Sokak, 'cinsel istismarın kaynağı hükümet' diyor
09:03
JINHA
İSTANBUL - Son dönemde hemen her gün kamuoyunun gündemine gelen cinsel istismar ile ilgili mikrofonumuzu sokağa uzattık. Kadınlar yaşanan cinsel istismar olaylarının sorumlusunun hükümet olduğunu belirterek, tepkilerin yetersiz olduğunu kaydetti.
Karaman Ensar Vakfı ve KAİMDER'in evlerinde 45 çocuğa cinsel istismarda bulunulduğunun ortaya çıkmasının ardından vakfa yönelik tepkiler sürerken, AKP iktidarının sözcülerinin de vakfa sahip çıkarak istismarı meşrulaştırdığına tanıklık etmiştik. Ardından peş peşe gelen istismar haberleri ise aslında çocuklara yönelik şiddetin çeşitli biçimlerde farklı kurumlarda da yaşandığını gözler önüne serdi. Biz de son dönemde sık sık duyduğumuz istismar haberlerinin kaynağını halka sorarak, sokağın nabzını tuttuk.
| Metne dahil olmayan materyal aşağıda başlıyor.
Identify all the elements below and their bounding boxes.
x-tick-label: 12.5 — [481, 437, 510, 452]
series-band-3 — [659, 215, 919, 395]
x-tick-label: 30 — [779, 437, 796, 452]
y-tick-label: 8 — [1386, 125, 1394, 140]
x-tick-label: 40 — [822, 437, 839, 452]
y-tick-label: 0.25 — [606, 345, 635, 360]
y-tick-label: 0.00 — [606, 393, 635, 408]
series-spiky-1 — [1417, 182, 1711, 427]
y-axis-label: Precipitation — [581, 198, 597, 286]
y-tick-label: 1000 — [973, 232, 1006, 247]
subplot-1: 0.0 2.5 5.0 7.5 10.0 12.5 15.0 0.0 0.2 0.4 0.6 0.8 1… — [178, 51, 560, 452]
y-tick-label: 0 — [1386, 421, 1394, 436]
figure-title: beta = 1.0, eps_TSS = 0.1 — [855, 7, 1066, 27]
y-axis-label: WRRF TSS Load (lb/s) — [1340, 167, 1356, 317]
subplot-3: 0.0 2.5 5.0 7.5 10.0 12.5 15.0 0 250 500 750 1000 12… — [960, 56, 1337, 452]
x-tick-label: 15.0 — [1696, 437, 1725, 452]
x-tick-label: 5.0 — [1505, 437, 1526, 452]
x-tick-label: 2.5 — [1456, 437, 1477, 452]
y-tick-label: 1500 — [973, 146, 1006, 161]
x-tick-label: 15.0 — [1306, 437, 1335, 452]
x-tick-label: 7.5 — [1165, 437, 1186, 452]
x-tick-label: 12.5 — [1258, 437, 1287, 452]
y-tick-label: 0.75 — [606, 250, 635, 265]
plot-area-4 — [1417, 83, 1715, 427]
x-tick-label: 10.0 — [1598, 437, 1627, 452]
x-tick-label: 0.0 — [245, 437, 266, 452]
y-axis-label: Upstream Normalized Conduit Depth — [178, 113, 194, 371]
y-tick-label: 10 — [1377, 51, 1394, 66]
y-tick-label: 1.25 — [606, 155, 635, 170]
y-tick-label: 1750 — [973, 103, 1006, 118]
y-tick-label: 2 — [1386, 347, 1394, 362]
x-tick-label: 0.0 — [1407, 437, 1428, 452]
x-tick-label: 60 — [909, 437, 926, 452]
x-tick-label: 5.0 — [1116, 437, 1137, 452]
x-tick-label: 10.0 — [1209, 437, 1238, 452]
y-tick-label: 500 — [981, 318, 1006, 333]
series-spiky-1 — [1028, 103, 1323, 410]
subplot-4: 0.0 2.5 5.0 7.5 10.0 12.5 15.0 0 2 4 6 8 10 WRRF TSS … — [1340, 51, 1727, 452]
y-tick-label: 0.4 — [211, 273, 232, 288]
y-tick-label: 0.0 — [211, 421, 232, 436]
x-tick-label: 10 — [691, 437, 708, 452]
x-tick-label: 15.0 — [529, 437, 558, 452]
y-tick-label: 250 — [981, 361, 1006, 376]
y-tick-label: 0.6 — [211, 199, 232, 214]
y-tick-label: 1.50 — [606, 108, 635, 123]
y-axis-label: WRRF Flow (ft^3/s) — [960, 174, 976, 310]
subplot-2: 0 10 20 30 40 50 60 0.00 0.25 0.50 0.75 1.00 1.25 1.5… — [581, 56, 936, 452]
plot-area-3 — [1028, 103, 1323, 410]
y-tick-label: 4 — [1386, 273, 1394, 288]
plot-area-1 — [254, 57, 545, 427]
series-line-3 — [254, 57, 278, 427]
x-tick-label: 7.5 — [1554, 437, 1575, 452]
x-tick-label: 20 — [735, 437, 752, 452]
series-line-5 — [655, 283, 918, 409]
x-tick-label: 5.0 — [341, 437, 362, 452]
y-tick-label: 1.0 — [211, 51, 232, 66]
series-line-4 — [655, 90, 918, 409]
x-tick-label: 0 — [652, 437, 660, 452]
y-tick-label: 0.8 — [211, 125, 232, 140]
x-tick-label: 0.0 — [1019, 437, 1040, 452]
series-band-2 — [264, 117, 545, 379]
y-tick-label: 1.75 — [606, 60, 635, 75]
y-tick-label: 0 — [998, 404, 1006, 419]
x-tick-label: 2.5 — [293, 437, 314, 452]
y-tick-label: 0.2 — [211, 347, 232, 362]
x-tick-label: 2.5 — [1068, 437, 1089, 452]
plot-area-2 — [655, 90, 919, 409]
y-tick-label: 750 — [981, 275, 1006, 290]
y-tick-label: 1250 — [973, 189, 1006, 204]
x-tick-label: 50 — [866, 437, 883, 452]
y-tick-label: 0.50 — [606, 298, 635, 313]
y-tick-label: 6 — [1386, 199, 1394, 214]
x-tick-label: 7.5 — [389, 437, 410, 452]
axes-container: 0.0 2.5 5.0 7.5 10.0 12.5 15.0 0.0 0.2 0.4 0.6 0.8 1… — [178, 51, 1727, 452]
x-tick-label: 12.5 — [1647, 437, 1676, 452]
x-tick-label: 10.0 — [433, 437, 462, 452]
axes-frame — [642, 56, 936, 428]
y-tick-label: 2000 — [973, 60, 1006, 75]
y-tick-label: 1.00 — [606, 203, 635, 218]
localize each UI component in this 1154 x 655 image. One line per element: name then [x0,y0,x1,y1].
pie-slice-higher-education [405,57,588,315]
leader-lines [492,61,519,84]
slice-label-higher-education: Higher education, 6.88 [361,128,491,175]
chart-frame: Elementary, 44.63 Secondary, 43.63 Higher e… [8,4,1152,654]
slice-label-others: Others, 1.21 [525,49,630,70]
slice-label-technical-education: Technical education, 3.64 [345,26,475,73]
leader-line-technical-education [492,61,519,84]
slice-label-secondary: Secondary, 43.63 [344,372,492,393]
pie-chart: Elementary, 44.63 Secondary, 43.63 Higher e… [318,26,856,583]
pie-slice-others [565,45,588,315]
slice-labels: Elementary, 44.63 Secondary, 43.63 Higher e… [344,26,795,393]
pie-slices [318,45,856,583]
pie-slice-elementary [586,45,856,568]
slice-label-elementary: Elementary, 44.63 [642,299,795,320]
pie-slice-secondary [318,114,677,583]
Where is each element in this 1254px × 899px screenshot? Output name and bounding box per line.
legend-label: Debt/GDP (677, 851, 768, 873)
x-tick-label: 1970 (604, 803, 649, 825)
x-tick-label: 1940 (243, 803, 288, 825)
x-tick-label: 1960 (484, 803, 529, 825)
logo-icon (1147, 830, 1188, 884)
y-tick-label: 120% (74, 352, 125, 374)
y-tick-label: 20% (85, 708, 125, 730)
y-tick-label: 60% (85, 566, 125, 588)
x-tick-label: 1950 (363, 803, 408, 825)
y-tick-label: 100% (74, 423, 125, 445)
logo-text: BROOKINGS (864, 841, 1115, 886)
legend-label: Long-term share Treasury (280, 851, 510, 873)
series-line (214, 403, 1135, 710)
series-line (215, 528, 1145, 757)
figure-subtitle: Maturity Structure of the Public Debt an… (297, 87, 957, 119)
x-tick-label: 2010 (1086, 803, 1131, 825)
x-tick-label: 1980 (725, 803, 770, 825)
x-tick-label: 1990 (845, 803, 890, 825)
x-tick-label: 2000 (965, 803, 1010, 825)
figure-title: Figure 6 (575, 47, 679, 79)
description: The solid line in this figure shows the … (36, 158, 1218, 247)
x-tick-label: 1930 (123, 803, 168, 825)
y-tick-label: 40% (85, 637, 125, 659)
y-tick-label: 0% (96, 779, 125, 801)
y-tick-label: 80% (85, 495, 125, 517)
'Deşifre edip üstlerine gitmeliyiz'
"Yapılan en büyük kötülük, ben hükümeti suçluyorum" diyen Filiz Büyükbaş, Diyanetin verdiği fetvaların bu konuda etkili olduğunu söyleyerek, "Hükümetin de bu konuda esnek olduğunu düşünüyorum. Cezalandırmak yerine serbest bırakıyorlar" dedi. Haberleri takip ettiğini ve bir kadın olarak da cinsel istismara maruz kaldıklarını belirten Sinem Öztürk, "Biz erkeğiz ve güçlüyüz gibi bir tavır var onların açısından. Çocuklara yönelik istismarı da tahmin diyorduk. Deşifre edip, üstlerine gitmeli ve asıl ahlaksızlığı onların yaptığını yüzlerine vurmalıyız" ifadesinde bulundu.
'İstismar şiddet kültürünün ürünü'
Kadın ve çocuk istismarının ataerkil ve şiddet kültürü olduğunu söyleyen Dilara Aktürk, "İstismar, iktidardan ve ataerkil sistemden bağımsız değil. İstismarla kesinlikle şiddet kültürünün bir ürünü olduğunu bilerek mücadele etmemiz gerekiyor. İşin en ironik durumu devlet kurumlarında gerçekleştirilmesi. Kim bilir kaç çocuk ve kadın buna maruz kalıp bırakılıyor" diye konuştu. Ardından mikrofonumuzu uzattığımız Erdoğan Emir ise hak ihlallerinin sistemli olduğunu söyleyerek, "Bu bir yaklaşım meselesi. Kamuoyu oluşmasaydı Ensar Vakfı’ndaki aşağılık durum örtbas edilecekti. Çocuk istismarı sadece cinsel değildir. Uğur Kaymaz’ın katilleri hala bulunamadı. Bir bütün olarak çocuklar ile başlayan, kadınlar ile devam eden bir yaklaşım meseledir bu" diyerek tepkisini dile getirdi.
'Olay Karaman’da değil de Van’da yaşansaydı?'
"Hepimizin evlatları var bence cezalandırılmalılar" diyen Melek Gezgin, haberi duyduğundan beri uykularının kaçtığını ve tüm toplumun duyarlı olması gerektiğini söyledi. Çocuk istismarı ile ilgili hükümetin yaptığı açıklamaların olayın kendisinden daha çok korkunç olduğunu dile getiren Cansu Sönmez, devletin bunlarla ilgili bir şey yapmayacağını bu yüzden örgütletilmesi gerektiğini belirtti. Cinsel istismarın yeni bir mesele olmadığını söyleyen Berfin Azdal, bu tür vakaların savaş ortamından ayrı olmadığını ve gerilla Ekin Wan’ın bedeninin teşhiri ile iktidarın kendi çevresine, "Bunu siz de yapabilirsiniz" mesajı verdiğini ifade etti. Berfin, "Bu olay Karaman’da değil de Van’da, Diyarbakır’da yaşansaydı gündem olur muydu acaba?" diye sordu.
'Savaşın yansımaları'
Metehan Kaya, erkek zihniyetinden türeyen savaşın taciz ve tecavüz vakaları ile kadınlara, çocuklara, LGBTİ bireylere yansıdığını söyleyerek temel sorunun erk zihniyet ve savaş ortamı olduğunu belirtti. Son olarak mikrofonumuzu uzattığımız Şule Çetin de, "Bu bir zihniyet meselesi. Kınıyoruz. Tepki vermeye çalışıyoruz ama yeterince tepki veremiyoruz" dedi.